Sonntag, 12. Mai 2013
22. Reisetag, Donnerstag 09.05.2013
Wir sind schon um 8:15h an der Bar beim Frühstücken, da der Bus zum Bahnhof um 8:50h vom Campingplatz wegfährt. Pünktlich um 8:45h fährt der Bus vom Campingplatz weg, und die Leute die sich auf 9:50h verlassen, können zu Fuss zum Bahnhof gehen. Egal, wir sitzen im Bus und werden zum Bahnhof chauffiert. Jetzt sitzen wir im Zug und geniessen die Landschaft ganz ohne Anstrengung. Am Hauptbahnhof in Florenz angekommen gehen wir gleich zum Dom Santa Maria del Fiore. Vor dem Eingang ist eine grosse Menschenschlange und wir beschliessen den Dom später zu besuchen. Wir waren schon mal vor 4 Jahren in Florenz, aber so viel los wie Heute war damals nicht. Wir bummeln durch die Altstadt und vor dem Rathaus ist eine grosse Menschenmenge. Viele Limusienen und viel Polizei. Wir wissen nicht auf wem die Leute warten und eigentlich interessiert es uns auch gar nicht, also gehen wir weiter und setzen uns draussen vor einem Lokal hin.
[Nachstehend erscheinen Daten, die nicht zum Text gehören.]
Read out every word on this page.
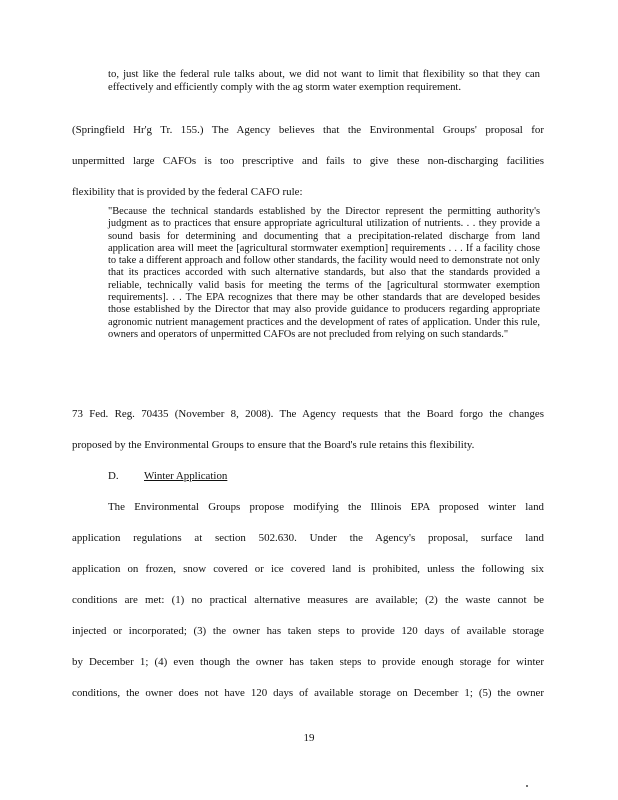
to, just like the federal rule talks about, we did not want to limit that flexibility so that they can effectively and efficiently comply with the ag storm water exemption requirement.

(Springfield Hr'g Tr. 155.) The Agency believes that the Environmental Groups' proposal for
unpermitted large CAFOs is too prescriptive and fails to give these non-discharging facilities
flexibility that is provided by the federal CAFO rule:

"Because the technical standards established by the Director represent the permitting authority's judgment as to practices that ensure appropriate agricultural utilization of nutrients. . . they provide a sound basis for determining and documenting that a precipitation-related discharge from land application area will meet the [agricultural stormwater exemption] requirements . . . If a facility chose to take a different approach and follow other standards, the facility would need to demonstrate not only that its practices accorded with such alternative standards, but also that the standards provided a reliable, technically valid basis for meeting the terms of the [agricultural stormwater exemption requirements]. . . The EPA recognizes that there may be other standards that are developed besides those established by the Director that may also provide guidance to producers regarding appropriate agronomic nutrient management practices and the development of rates of application. Under this rule, owners and operators of unpermitted CAFOs are not precluded from relying on such standards."

73 Fed. Reg. 70435 (November 8, 2008). The Agency requests that the Board forgo the changes
proposed by the Environmental Groups to ensure that the Board's rule retains this flexibility.
D. Winter Application
The Environmental Groups propose modifying the Illinois EPA proposed winter land
application regulations at section 502.630. Under the Agency's proposal, surface land
application on frozen, snow covered or ice covered land is prohibited, unless the following six
conditions are met: (1) no practical alternative measures are available; (2) the waste cannot be
injected or incorporated; (3) the owner has taken steps to provide 120 days of available storage
by December 1; (4) even though the owner has taken steps to provide enough storage for winter
conditions, the owner does not have 120 days of available storage on December 1; (5) the owner
19
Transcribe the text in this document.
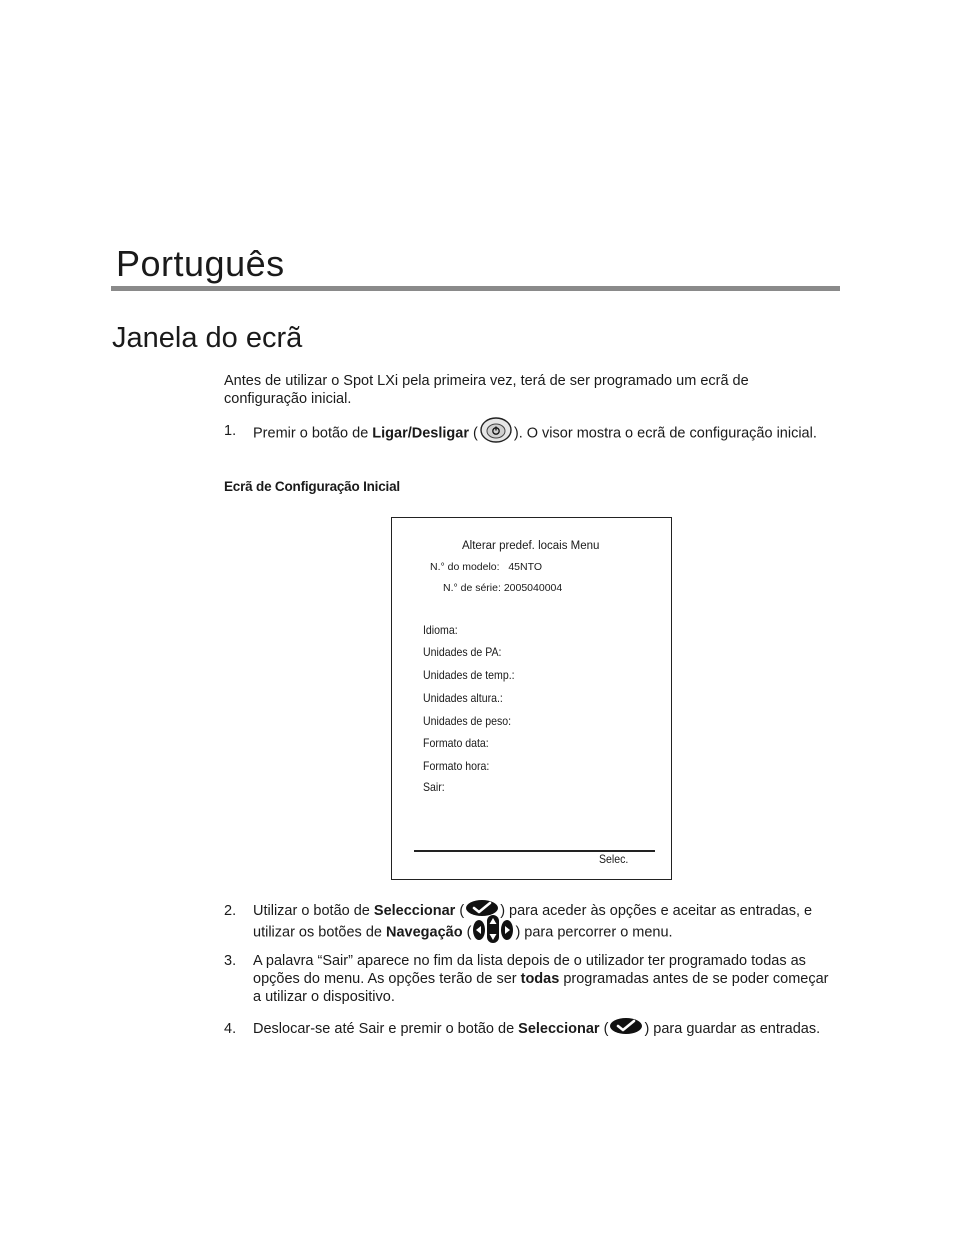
Português
Janela do ecrã
Antes de utilizar o Spot LXi pela primeira vez, terá de ser programado um ecrã de configuração inicial.
1. Premir o botão de Ligar/Desligar ( ). O visor mostra o ecrã de configuração inicial.
Ecrã de Configuração Inicial
Alterar predef. locais Menu
N.° do modelo: 45NTO
N.° de série: 2005040004
Idioma:
Unidades de PA:
Unidades de temp.:
Unidades altura.:
Unidades de peso:
Formato data:
Formato hora:
Sair:
Selec.
2. Utilizar o botão de Seleccionar ( ) para aceder às opções e aceitar as entradas, e utilizar os botões de Navegação (	) para percorrer o menu.
3. A palavra “Sair” aparece no fim da lista depois de o utilizador ter programado todas as opções do menu. As opções terão de ser todas programadas antes de se poder começar a utilizar o dispositivo.
4. Deslocar-se até Sair e premir o botão de Seleccionar ( ) para guardar as entradas.
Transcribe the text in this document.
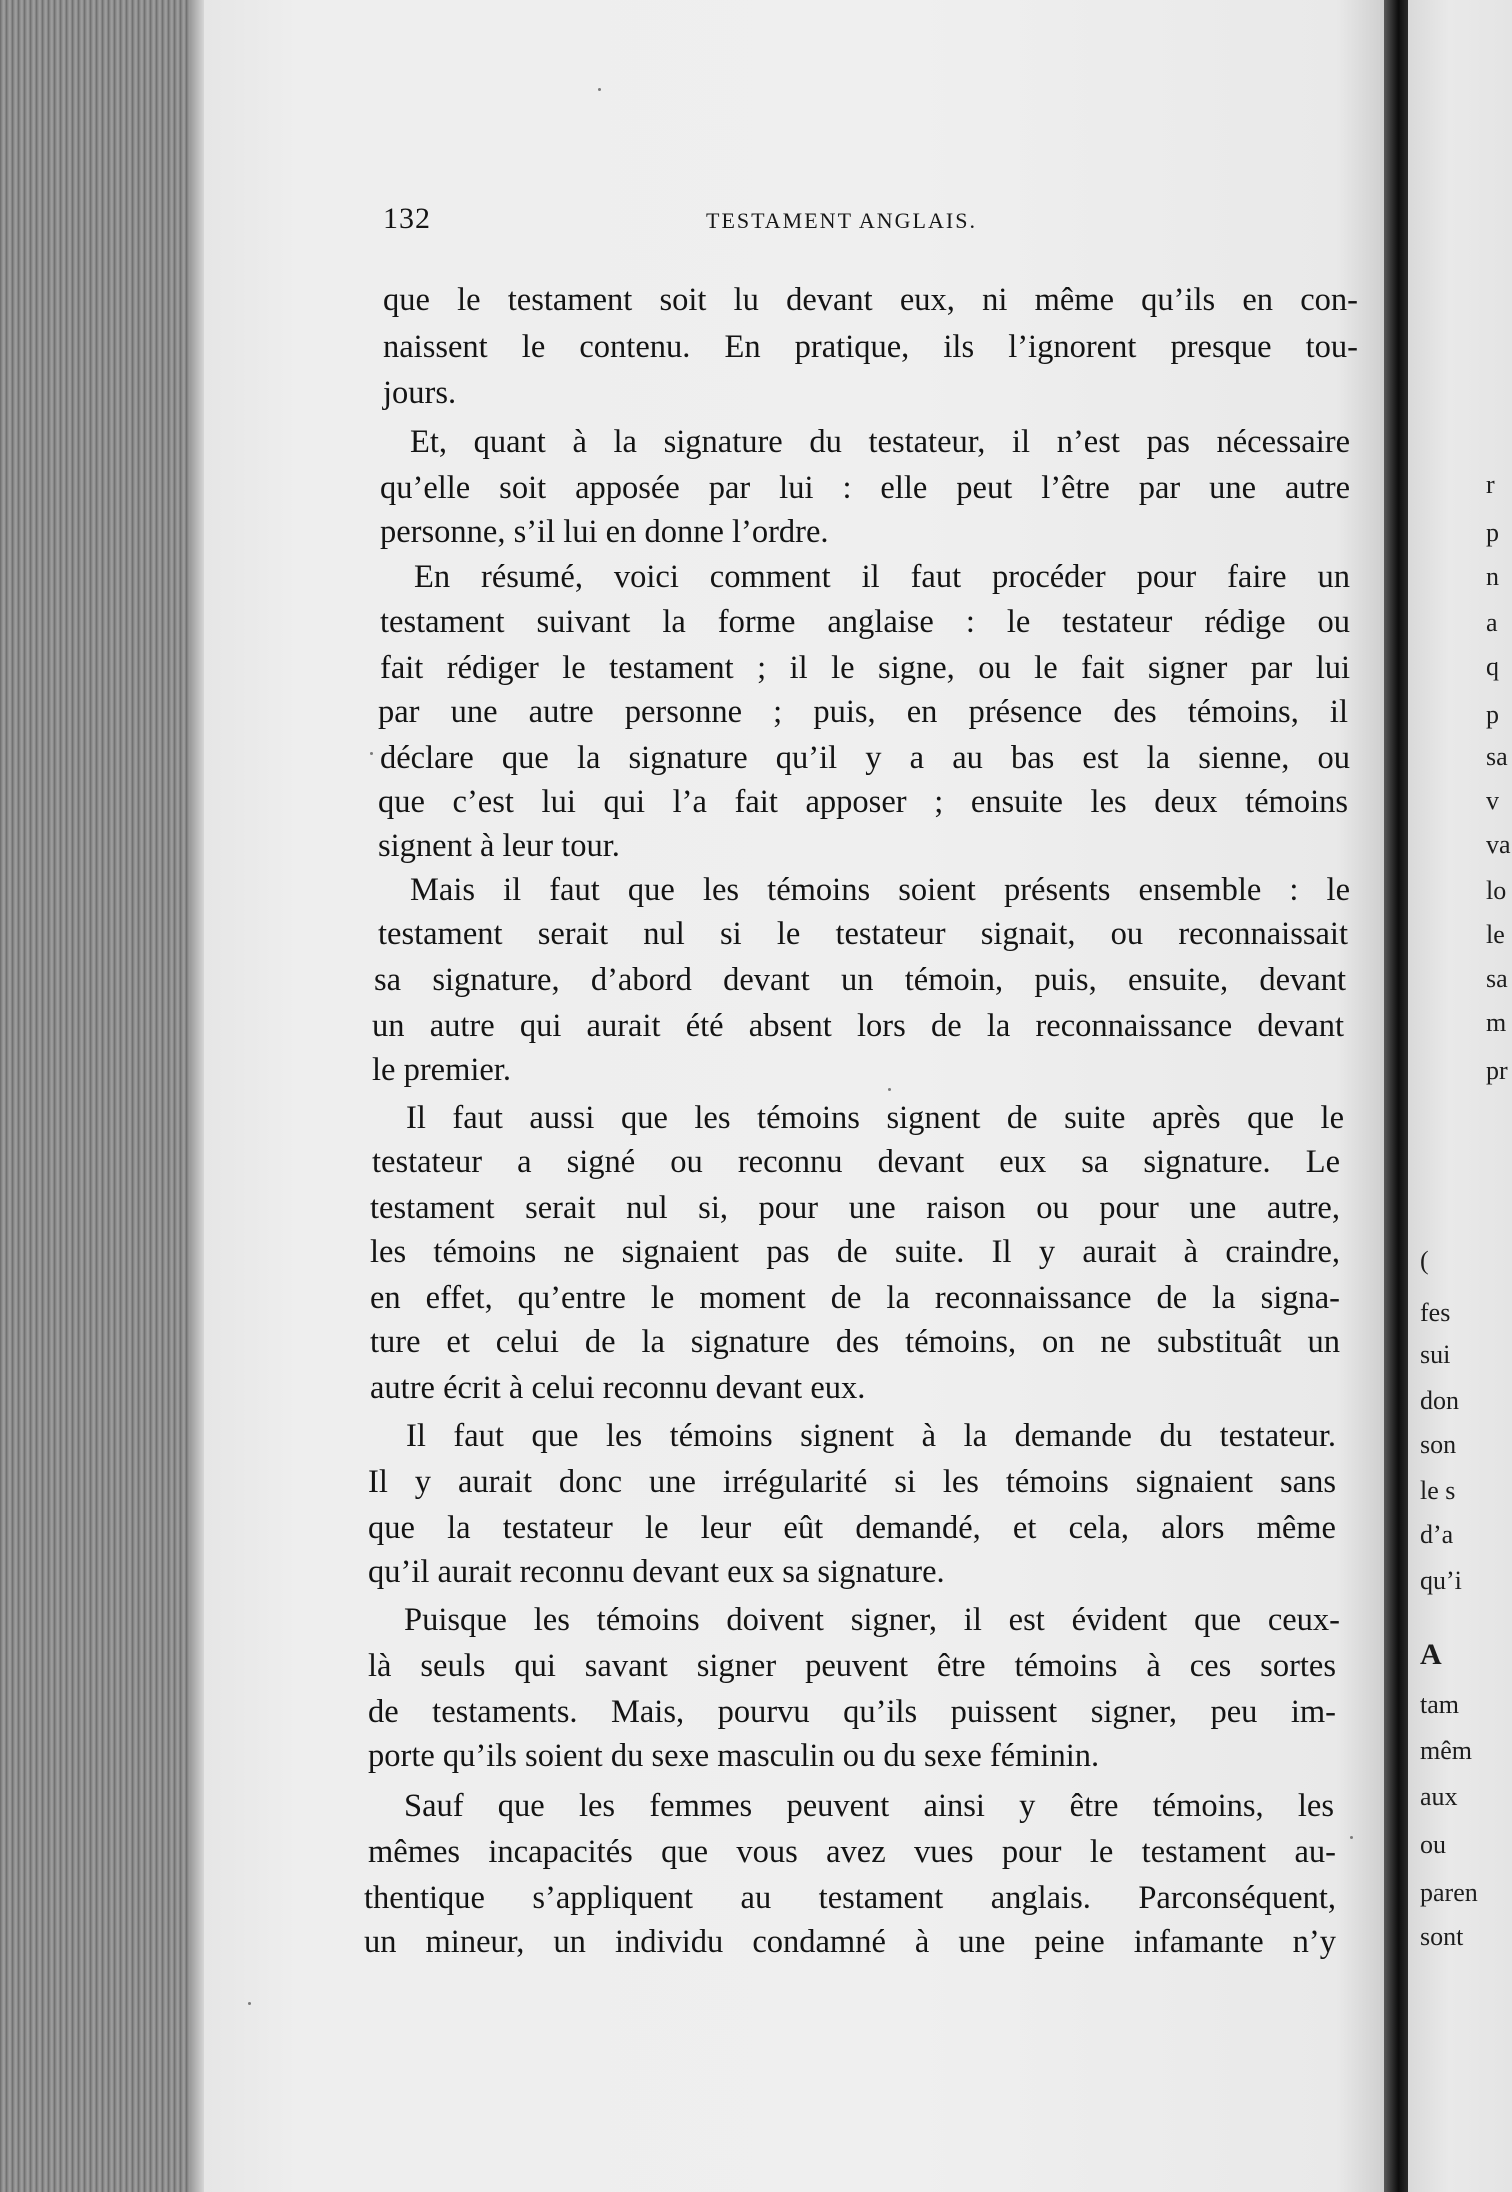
r
p
n
a
q
p
sa
v
va
lo
le
sa
m
pr
(
fes
sui
don
son
le s
d’a
qu’i
A
tam
mêm
aux
ou
paren
sont
132	TESTAMENT ANGLAIS.
que le testament soit lu devant eux, ni même qu’ils en con-
naissent le contenu. En pratique, ils l’ignorent presque tou-
jours.
Et, quant à la signature du testateur, il n’est pas nécessaire
qu’elle soit apposée par lui : elle peut l’être par une autre
personne, s’il lui en donne l’ordre.
En résumé, voici comment il faut procéder pour faire un
testament suivant la forme anglaise : le testateur rédige ou
fait rédiger le testament ; il le signe, ou le fait signer par lui
par une autre personne ; puis, en présence des témoins, il
déclare que la signature qu’il y a au bas est la sienne, ou
que c’est lui qui l’a fait apposer ; ensuite les deux témoins
signent à leur tour.
Mais il faut que les témoins soient présents ensemble : le
testament serait nul si le testateur signait, ou reconnaissait
sa signature, d’abord devant un témoin, puis, ensuite, devant
un autre qui aurait été absent lors de la reconnaissance devant
le premier.
Il faut aussi que les témoins signent de suite après que le
testateur a signé ou reconnu devant eux sa signature. Le
testament serait nul si, pour une raison ou pour une autre,
les témoins ne signaient pas de suite. Il y aurait à craindre,
en effet, qu’entre le moment de la reconnaissance de la signa-
ture et celui de la signature des témoins, on ne substituât un
autre écrit à celui reconnu devant eux.
Il faut que les témoins signent à la demande du testateur.
Il y aurait donc une irrégularité si les témoins signaient sans
que la testateur le leur eût demandé, et cela, alors même
qu’il aurait reconnu devant eux sa signature.
Puisque les témoins doivent signer, il est évident que ceux-
là seuls qui savant signer peuvent être témoins à ces sortes
de testaments. Mais, pourvu qu’ils puissent signer, peu im-
porte qu’ils soient du sexe masculin ou du sexe féminin.
Sauf que les femmes peuvent ainsi y être témoins, les
mêmes incapacités que vous avez vues pour le testament au-
thentique s’appliquent au testament anglais. Parconséquent,
un mineur, un individu condamné à une peine infamante n’y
Anstatt uns auszuruhen, schauen wir eine Sehenswürdigkeit nach der anderen an und um 17:40h fahren wir wieder mit dem Zug nach San Piero. In San Piero angekommen, müssen wir zu Fuss zum Campingplatz gehen, da der Bus am Abend nicht zum Campingplatz fährt. Am Campingplatz gehen wir sofort zum Essen da wir die "Strecke" Wohncontainer - Restaurant später nicht mehr schaffen würden. Ein toller radelfreier aber anstrengender Tag geht zu Ende.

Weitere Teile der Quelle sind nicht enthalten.